Core Requirements for 5G Antenna Substrate Materials and the Value of Hydrocarbon Resins

One of the core innovations in 5G communication technology is the introduction of Massive MIMO and beamforming technologies. This enables base stations (AAU) to focus wireless signal energy into narrow, precise beams that dynamically target user terminals like “spotlights,” significantly enhancing network capacity, coverage, and interference resistance. However, the accuracy and brightness of this “spotlight” largely depend on its hardware foundation—the performance of 5G antenna substrate materials.
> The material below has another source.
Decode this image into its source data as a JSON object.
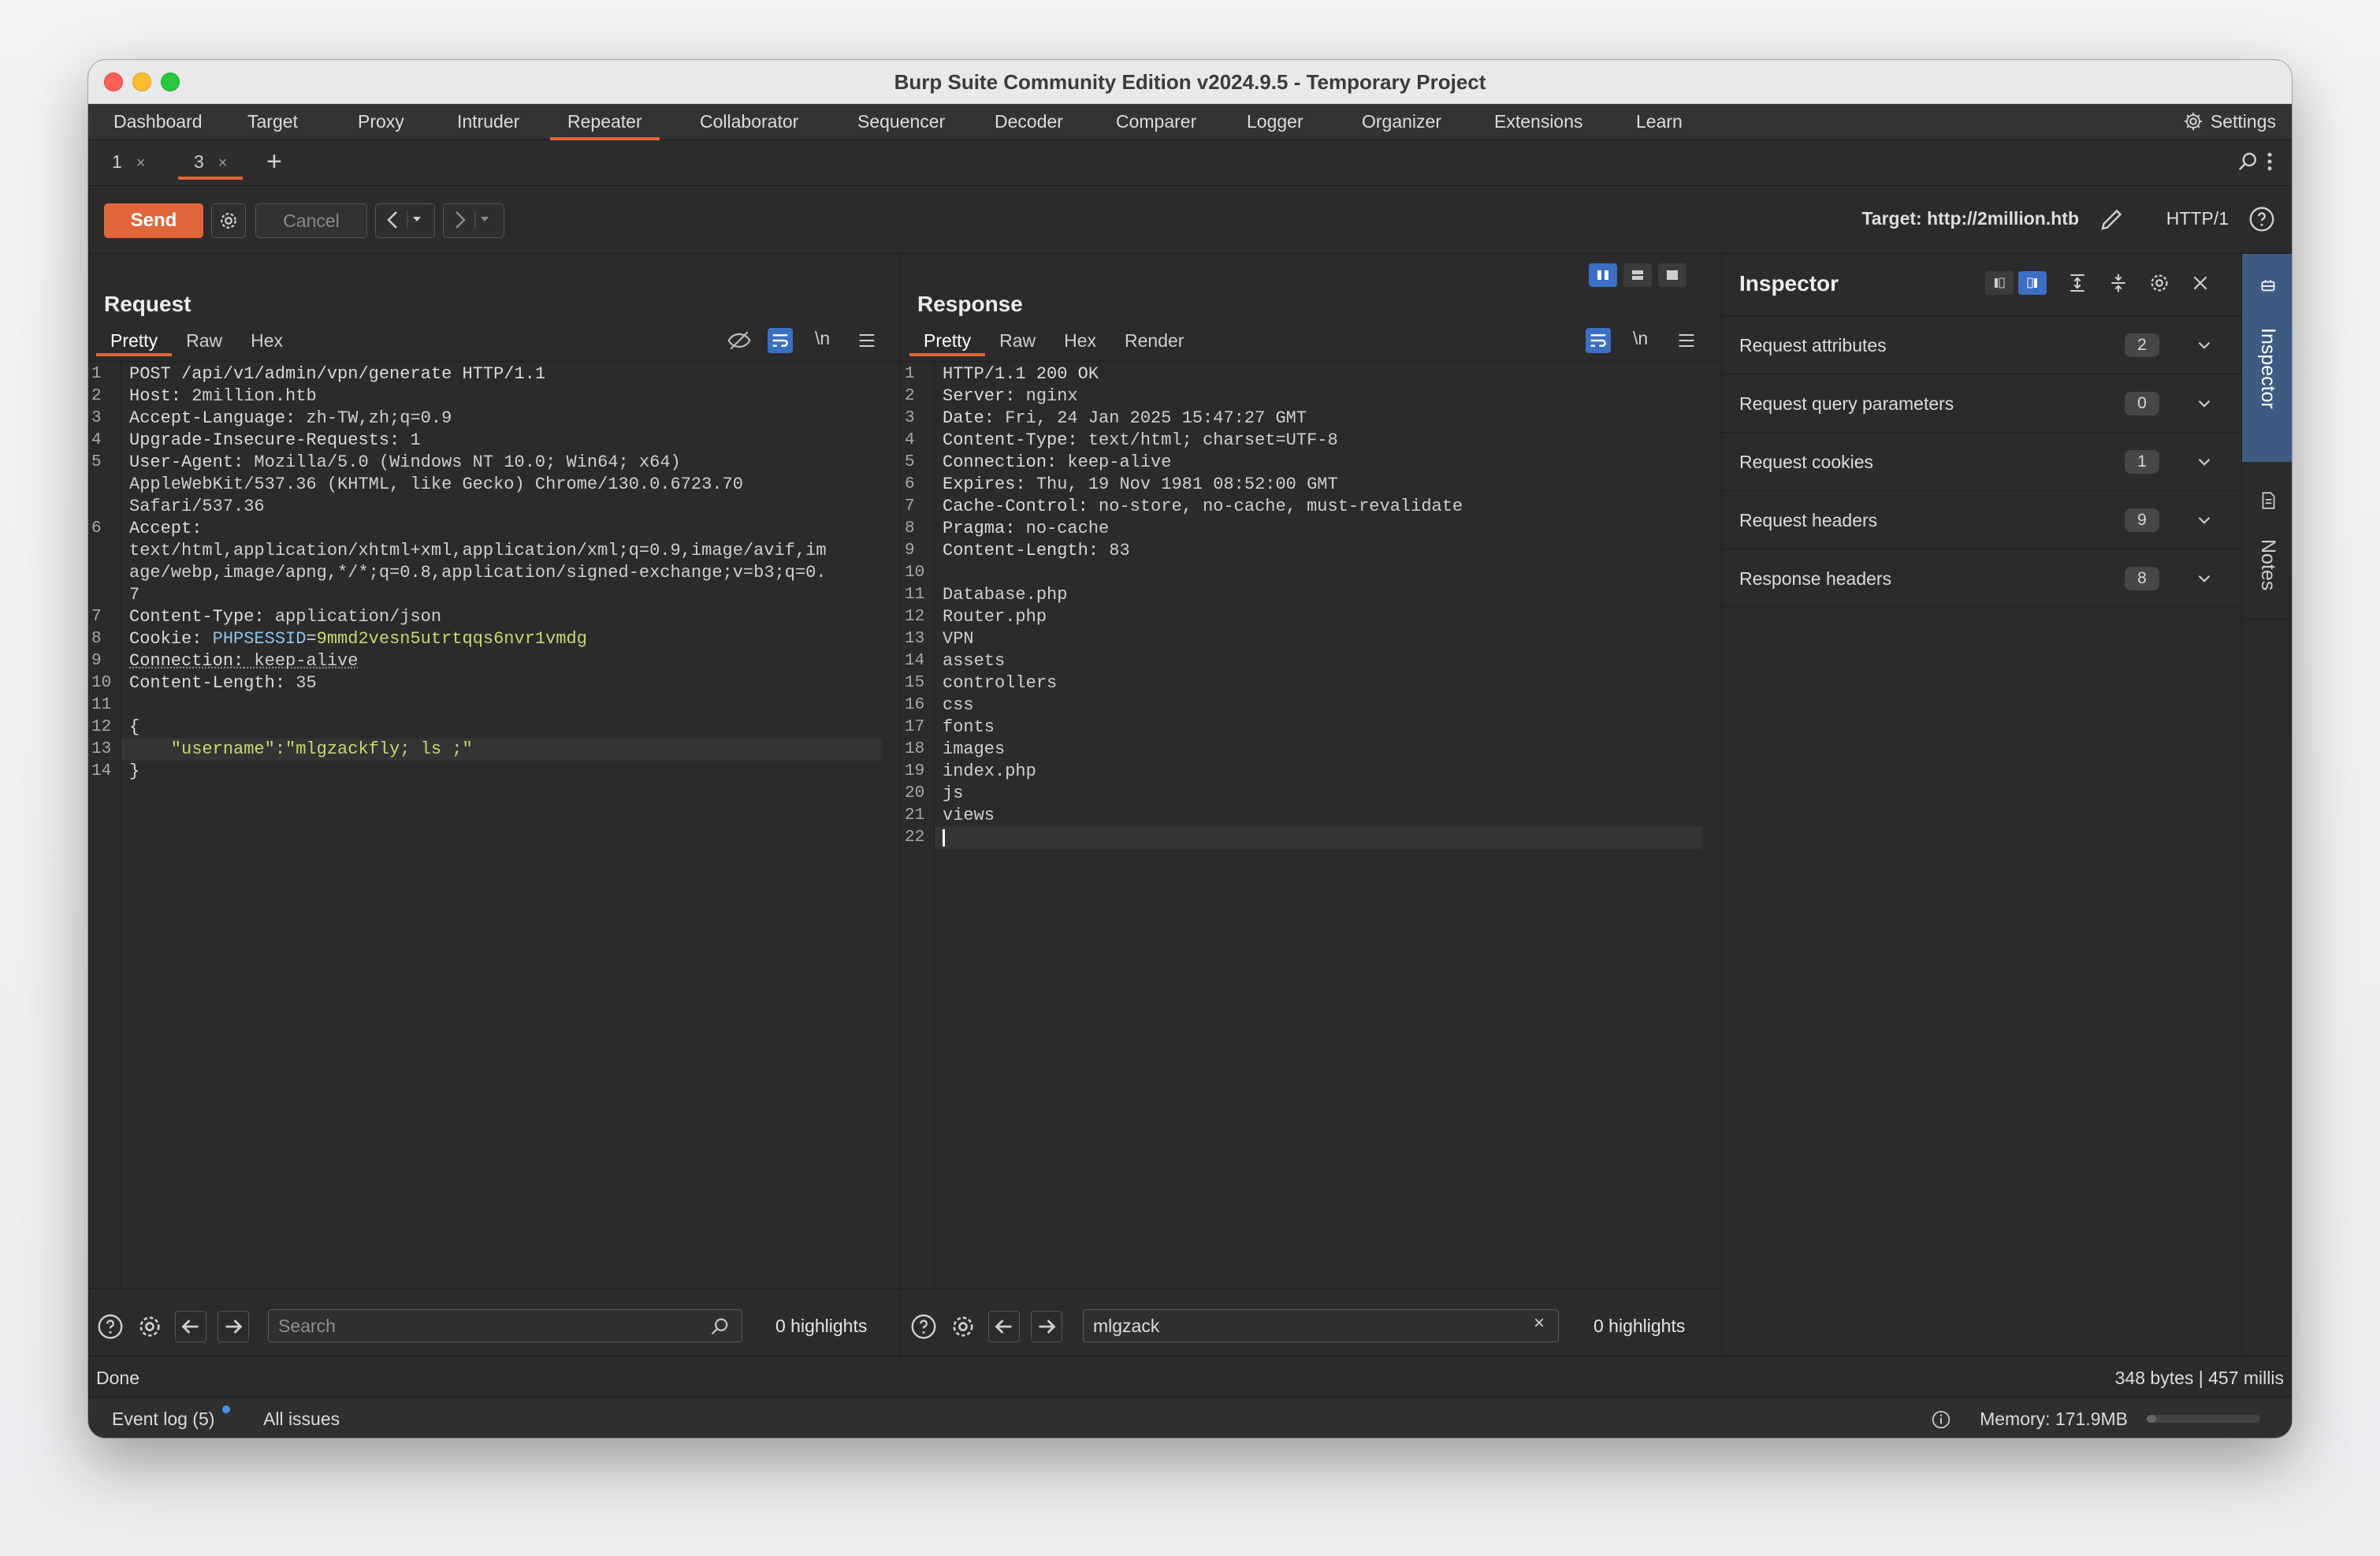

The physical foundation of beamforming lies in precisely controlling the transmission phase of each antenna element within the array. Only when every element's phase is strictly aligned with algorithmic specifications can their signals combine spatially to form a narrow beam directed toward a specific orientation. If the PCB substrate material, serving as the signal transmission path, exhibits inconsistencies in its dielectric constant (Dk) or drift due to environmental changes, it will cause varying transmission delays across different paths. This leads to phase errors that can cause the beam to lose focus, deviate directionally, or even split, resulting in severe degradation of communication quality.

Therefore, for 5G antenna substrate materials, beyond the low loss (low Df) sought in all high-frequency materials, nearly stringent requirements are placed on the high consistency and stability of Dk values. These requirements manifest across three levels:
1.  Batch Consistency: The Dk values of substrate materials produced in each batch must be highly consistent to ensure uniform performance of antennas in mass production.
2. In-board Consistency: Within a single large substrate, the Dk value must be uniform from center to edge to ensure identical dielectric environments for each cell in large-scale antenna arrays.
3. Environmental Stability: Base station antennas endure year-round outdoor exposure to wind, sunlight, rain, snow, and extreme temperature/humidity fluctuations. The substrate material's Dk value must remain stable without drift under these dynamic conditions.

High-frequency, high-speed hydrocarbon resins have emerged as the ideal choice for 5G antenna substrates precisely due to their exceptional performance in these areas. Their core advantage lies in ultimate “purity” and “stability.” Through comprehensive SPC statistical process control and a rigorous quality traceability system, the entire process—from raw materials to synthesis and finished products—is tightly controlled, achieving exceptionally high batch-to-batch performance consistency. Its unique molecular structure and cross-linked network ensure uniformity in the cured material, meeting the requirement for in-board consistency.
More importantly, hydrocarbon resin's extremely low moisture absorption (<0.05%) and high weather resistance render it virtually “immune” to environmental humidity fluctuations, fundamentally eliminating Dk value variations caused by water absorption. Simultaneously, its flat Dk-temperature curve ensures phase stability across a wide temperature range.

It can be said that high-frequency, high-speed hydrocarbon resin provides an almost perfect, uniform, and stable “electromagnetic vacuum” environment for precise beamforming in 5G antennas. It enables engineers to accurately realize their design intentions, ensuring every precious signal beam is projected precisely to the target user. This truly transforms the promise of 5G's high speeds and massive connectivity into an exceptional user experience that is tangibly perceptible.